Federal Reserve Bank of Richmond President Jeffrey Lacker said he opposes a proposal to tie central bank stimulus to the U.S. unemployment rate because such a move may spur inflation.
“Crisp numerical thresholds may work well in the classroom models used to illustrate policy principles, but one or two economic statistics do not always capture the rich array of policy-relevant information about the state of the economy,” Lacker said today in remarks prepared for a speech in New York.
Lacker’s comments highlight the challenge to Fed officials as they try to find a consensus on new ways to provide a forecast for monetary policy.

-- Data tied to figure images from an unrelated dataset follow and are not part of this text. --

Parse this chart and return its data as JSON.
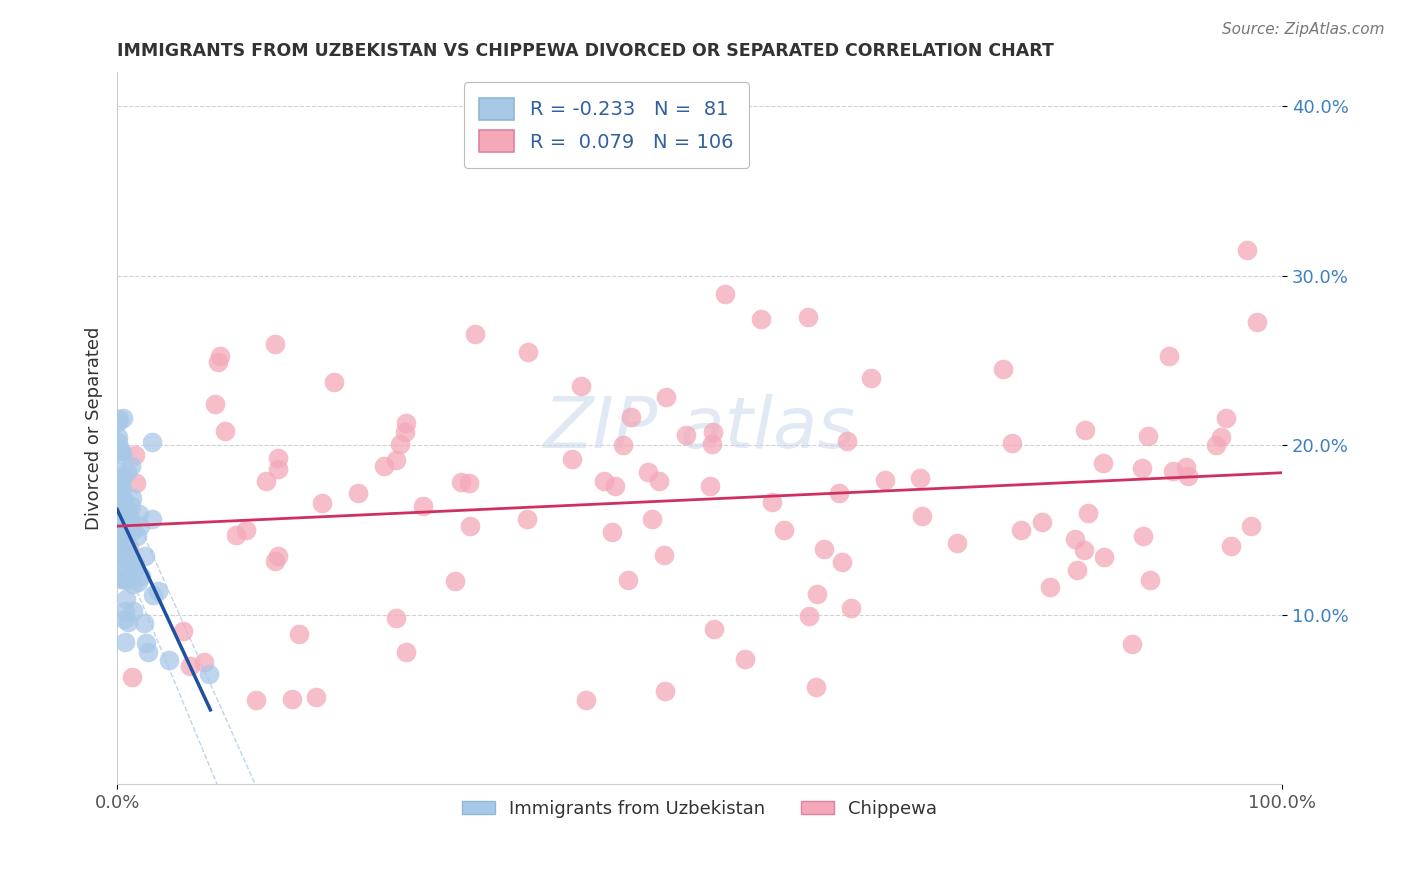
{
  "title": "IMMIGRANTS FROM UZBEKISTAN VS CHIPPEWA DIVORCED OR SEPARATED CORRELATION CHART",
  "source_text": "Source: ZipAtlas.com",
  "ylabel": "Divorced or Separated",
  "xlabel_blue": "Immigrants from Uzbekistan",
  "xlabel_pink": "Chippewa",
  "legend_blue_R": -0.233,
  "legend_blue_N": 81,
  "legend_pink_R": 0.079,
  "legend_pink_N": 106,
  "blue_color": "#a8c8e8",
  "pink_color": "#f4a8b8",
  "trend_blue_color": "#2050a0",
  "trend_pink_color": "#d03060",
  "ci_dash_color": "#b0c8e8",
  "watermark_color": "#c8d8ec",
  "xmin": 0.0,
  "xmax": 1.0,
  "ymin": 0.0,
  "ymax": 0.42,
  "yticks": [
    0.1,
    0.2,
    0.3,
    0.4
  ],
  "ytick_labels": [
    "10.0%",
    "20.0%",
    "30.0%",
    "40.0%"
  ],
  "xticks": [
    0.0,
    1.0
  ],
  "xtick_labels": [
    "0.0%",
    "100.0%"
  ],
  "grid_color": "#cccccc",
  "bg_color": "#ffffff",
  "title_color": "#333333"
}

Measures such as inflation and the unemployment rate could augment or replace the Fed’s current commitment to keep the main interest rate near zero through at least mid-2015.
Policy makers “generally favored” an approach linking the duration of record-low interest rates to “economic variables,” according to minutes of their Oct. 23-24 meeting released last week. Four Fed policy makers have backed this plan, which was first proposed by Chicago Fed President Charles Evans last year.
“This approach would place great weight on a single indicator of labor market conditions, one that can easily lead you astray,” Lacker said at the Shadow Open Market Committee Symposium. The panel is a group of independent economists who meet to evaluate the Fed’s policy choices.
“This risk seems particularly germane now,” he said, given “the difficulty of disentangling the trend and cyclical components” of a decline in participation in the labor force.
The Richmond Fed chief said Congress may need to constrain Fed credit policy should the central bank not set such limits itself.
“If the Federal Reserve cannot limit credit policy of its own accord, legislation may be the best option,” he said. “And the restraint of credit policy would not be complete unless limits on reserve bank lending are complemented by limits on the Fed’s ability to buy private sector assets.”
Lacker was the only policy maker to cast a dissenting vote at the Federal Open Market Committee’s Oct. 23-24 meeting in which officials maintained $40 billion in monthly purchases of mortgage-backed securities and affirmed their zero-interest-rate forecast. He has dissented from every FOMC decision this year.
There is “ample room for skepticism about the effect of the Fed’s asset purchases,” Lacker said, adding the movement of Treasury yields around the time of policy announcements has been “ambiguous.”